S. chinensis fruits, collected from Anshan County, Liaoning Province, China, were purchased from Shengyang Kaidi Science and Technology Limited Company in November 2019 and identified as Schisandra chinensis (Turcz.) Bail by Dr. Shan Zhong (Voucher Specimen No. 20191120S) according to the Chinese, Pharmacopoeia (2015).

Preparation of the four extracts from EE of S. chinensis

S. chinensis fruits were dried at 60°C for 24 h and ground into a powder before extraction. Then, 10 kg of the fruit powder was refluxed with 95% alcohol for three times, each for 2 h. The alcoholic extract was placed at room temperature for 12 h, and the supernatant was centrifuged at 3000 rpm for 20 min. The centrifuged supernatant was concentrated under reduced pressure and dried in vacuum to obtain EE (4256.5 g). Then, half of the EE was extracted with petroleum ether, ethyl acetate, and n-butyl alcohol, successively. Three extracts and the residue solution were collected, concentrated, and finally vacuum dried to obtain four parts: petroleum ether extract (PEE, 456.8 g), ethyl acetate extract (ECE, 956.2 g), n-butyl alcohol extract (BAE, 507.8 g), and residue extract (RE, 207.4 g).

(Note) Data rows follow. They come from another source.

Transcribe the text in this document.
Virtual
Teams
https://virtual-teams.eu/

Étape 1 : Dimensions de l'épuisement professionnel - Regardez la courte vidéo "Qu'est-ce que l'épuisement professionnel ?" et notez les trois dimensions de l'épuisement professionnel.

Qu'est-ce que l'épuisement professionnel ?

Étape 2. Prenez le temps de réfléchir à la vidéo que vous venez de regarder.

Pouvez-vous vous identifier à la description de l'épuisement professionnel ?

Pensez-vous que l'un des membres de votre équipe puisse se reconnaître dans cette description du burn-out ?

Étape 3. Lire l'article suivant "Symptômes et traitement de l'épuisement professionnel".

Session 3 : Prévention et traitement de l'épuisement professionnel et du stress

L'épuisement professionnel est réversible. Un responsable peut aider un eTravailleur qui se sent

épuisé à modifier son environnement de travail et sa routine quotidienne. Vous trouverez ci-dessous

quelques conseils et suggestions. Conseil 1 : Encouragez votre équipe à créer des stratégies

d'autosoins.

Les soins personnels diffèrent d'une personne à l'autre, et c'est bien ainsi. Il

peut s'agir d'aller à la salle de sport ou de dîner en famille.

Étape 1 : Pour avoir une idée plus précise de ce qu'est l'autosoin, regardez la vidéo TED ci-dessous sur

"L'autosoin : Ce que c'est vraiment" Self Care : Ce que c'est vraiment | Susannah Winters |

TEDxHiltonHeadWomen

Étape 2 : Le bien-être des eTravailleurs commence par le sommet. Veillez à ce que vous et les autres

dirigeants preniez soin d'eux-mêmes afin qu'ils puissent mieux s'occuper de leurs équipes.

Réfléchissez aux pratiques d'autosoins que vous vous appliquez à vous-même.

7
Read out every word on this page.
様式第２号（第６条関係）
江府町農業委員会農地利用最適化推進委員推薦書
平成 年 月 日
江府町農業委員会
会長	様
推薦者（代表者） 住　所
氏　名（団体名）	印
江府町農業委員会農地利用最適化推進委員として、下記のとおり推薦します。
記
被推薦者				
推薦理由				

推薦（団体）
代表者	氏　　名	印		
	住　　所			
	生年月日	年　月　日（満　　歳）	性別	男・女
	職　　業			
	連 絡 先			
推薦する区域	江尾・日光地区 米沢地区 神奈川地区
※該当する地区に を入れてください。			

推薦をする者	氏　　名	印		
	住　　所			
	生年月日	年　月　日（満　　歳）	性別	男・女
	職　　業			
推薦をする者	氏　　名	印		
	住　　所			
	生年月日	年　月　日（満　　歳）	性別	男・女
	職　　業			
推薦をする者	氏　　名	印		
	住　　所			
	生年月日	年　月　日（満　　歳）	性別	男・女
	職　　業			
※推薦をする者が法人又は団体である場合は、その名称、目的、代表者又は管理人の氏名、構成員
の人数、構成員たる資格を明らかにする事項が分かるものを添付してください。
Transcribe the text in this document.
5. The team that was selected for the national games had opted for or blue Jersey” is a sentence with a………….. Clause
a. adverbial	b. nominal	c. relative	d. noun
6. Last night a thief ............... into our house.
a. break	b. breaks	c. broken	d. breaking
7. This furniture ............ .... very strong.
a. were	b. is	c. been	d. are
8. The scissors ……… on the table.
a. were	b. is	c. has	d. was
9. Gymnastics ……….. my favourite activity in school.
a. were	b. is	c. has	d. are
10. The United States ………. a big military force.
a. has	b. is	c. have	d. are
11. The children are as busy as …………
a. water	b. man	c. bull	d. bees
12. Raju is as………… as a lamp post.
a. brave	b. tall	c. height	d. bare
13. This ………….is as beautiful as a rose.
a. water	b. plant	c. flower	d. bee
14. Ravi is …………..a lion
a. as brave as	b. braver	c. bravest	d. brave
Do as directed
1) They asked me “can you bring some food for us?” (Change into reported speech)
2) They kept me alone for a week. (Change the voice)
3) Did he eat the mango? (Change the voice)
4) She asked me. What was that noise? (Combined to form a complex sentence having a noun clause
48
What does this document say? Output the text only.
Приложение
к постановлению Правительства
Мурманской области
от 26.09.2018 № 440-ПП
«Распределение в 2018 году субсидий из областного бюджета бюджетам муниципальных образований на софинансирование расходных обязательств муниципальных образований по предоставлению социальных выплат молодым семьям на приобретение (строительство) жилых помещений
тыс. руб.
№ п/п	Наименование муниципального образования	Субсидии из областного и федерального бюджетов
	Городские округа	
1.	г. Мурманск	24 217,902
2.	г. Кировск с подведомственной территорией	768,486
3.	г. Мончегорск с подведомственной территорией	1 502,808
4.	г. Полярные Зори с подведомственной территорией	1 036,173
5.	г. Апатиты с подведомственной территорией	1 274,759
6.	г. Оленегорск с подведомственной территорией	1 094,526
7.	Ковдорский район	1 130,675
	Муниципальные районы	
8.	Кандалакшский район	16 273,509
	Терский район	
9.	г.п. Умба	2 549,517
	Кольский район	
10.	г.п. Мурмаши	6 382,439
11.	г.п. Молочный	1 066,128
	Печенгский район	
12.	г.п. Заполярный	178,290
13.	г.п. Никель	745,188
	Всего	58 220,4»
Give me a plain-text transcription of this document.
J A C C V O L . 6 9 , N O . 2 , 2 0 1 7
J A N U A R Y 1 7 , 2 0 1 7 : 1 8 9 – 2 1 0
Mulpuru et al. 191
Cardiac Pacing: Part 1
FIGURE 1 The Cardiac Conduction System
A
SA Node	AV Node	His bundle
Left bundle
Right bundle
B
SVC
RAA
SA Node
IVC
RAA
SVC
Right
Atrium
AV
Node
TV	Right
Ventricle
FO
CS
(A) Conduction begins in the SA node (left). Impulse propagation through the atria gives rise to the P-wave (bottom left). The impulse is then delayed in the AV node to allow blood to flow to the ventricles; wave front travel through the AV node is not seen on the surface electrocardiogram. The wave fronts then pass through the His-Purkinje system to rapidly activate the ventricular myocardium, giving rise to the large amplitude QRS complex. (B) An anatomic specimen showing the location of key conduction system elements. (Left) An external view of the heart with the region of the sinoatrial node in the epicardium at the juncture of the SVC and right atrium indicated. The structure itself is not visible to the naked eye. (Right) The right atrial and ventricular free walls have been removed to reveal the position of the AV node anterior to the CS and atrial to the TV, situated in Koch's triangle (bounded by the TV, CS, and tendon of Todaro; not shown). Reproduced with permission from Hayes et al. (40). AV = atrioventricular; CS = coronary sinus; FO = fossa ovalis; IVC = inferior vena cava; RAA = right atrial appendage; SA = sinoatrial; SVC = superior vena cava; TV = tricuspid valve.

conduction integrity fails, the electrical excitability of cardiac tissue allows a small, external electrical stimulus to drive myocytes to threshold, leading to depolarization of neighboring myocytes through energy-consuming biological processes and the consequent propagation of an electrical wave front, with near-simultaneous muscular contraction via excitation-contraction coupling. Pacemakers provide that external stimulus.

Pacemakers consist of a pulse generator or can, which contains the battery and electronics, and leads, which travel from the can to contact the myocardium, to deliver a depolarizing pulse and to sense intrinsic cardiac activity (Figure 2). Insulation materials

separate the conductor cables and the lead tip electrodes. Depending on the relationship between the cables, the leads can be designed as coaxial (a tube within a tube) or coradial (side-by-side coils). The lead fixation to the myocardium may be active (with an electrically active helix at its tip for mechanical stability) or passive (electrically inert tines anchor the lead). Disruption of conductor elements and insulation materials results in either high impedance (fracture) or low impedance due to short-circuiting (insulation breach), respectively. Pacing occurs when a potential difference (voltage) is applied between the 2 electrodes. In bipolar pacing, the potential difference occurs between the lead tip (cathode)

Effect of the four extracts of EE on CS-induced cough hypersensitivity in guinea pigs

Model and intragastric administration

The effect of the four extracts of EE on chronic cough was evaluated on CS-induced cough hypersensitivity in guinea pigs as described in previous studies.^11,12

All guinea pigs underwent the following procedure after 1 week of adaption to screen the cough sensitivity: They were placed in a glass chamber (r = 12.5 cm, h = 18 cm) and nebulized with 0.8 mol/L citric acid for 1 min with a flow rate of 0.5 mL/min. A 5-min observation was followed, and the cough frequency was recorded during this 6-min period. The guinea pigs with a cough frequency between 10 and 30 were included in this study.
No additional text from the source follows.